Don’t use standardized technical coding tests that someone on your senior team didn’t have a hand in creating. If you don’t have a senior team, or you don’t know how to create your own strategy that tests the things you are actually looking for — we can help you with that too. We recently had a candidate solve a problem in the complete opposite way we thought we wanted, but because we knew what we were looking for as a team, we knew that she would be a huge asset to the company we were hiring for. AI testing solutions might be cheaper, but the technology just isn’t developed enough to intuitively handle humans and all our infinite complexities just yet. AI is built on standardization and repeated results, which we already know is the enemy of diversity.
If your candidate pool consists of only one type of person, be brave enough to mention it to your team as a problem and come together to create solutions for it. The most untapped source of diversity knowledge within a company is entry to mid-level, so talk to your staff and support them with the right tools and resources to make better decisions moving forward.
I hope I’ve made it clear that truly making diversity and inclusion a priority in your hiring funnel is difficult, because it is! These guidelines are only the tip of the iceberg about the kinds of things we need to be thinking about to build up a more inclusive and diverse team. We need to continually analyze and unlearn many of the processes we’ve faced ourselves in the past and accepted as the norm, from job descriptions to the interview process to having a solid growth-oriented career track strategy in place.

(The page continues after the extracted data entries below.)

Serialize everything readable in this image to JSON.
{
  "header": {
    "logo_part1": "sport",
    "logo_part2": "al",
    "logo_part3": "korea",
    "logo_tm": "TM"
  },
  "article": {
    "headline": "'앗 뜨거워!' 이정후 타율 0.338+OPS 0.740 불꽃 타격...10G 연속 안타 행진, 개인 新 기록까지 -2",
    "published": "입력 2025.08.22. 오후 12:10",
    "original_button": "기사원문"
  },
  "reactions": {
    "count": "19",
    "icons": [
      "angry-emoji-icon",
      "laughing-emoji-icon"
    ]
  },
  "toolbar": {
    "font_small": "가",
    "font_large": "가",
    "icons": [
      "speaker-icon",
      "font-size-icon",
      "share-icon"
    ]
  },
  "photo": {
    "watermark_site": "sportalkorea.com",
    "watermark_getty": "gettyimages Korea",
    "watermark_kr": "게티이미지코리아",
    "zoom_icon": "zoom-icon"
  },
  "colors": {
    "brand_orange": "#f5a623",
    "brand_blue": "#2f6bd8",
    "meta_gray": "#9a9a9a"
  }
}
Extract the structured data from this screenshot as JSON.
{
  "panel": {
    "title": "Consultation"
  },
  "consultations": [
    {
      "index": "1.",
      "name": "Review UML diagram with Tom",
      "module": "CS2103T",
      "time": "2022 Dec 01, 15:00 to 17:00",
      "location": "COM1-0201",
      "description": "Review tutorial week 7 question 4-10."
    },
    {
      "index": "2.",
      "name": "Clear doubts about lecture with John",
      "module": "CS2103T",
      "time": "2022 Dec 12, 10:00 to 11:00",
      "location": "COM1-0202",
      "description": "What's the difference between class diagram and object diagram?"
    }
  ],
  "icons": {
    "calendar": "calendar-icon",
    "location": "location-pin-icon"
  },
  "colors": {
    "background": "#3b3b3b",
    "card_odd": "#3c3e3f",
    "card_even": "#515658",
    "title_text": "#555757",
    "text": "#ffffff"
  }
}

As you become a voice for diversity in your own company, don’t be afraid to take the leap and open yourself up to something that job descriptions historically have never done — openly admit that companies need employees just as much as employees need jobs. It’s time to start treating job seekers as potential members of our team, instead of a bunch of candidates who need to pass a gauntlet of tests to “earn” our time as employers. A two-way street is good for your people, and good for your business.
In today’s hyper-competitive world, every company needs to diversify and bring in new perspectives and approaches. Your team (and ultimately your company!) depend on it.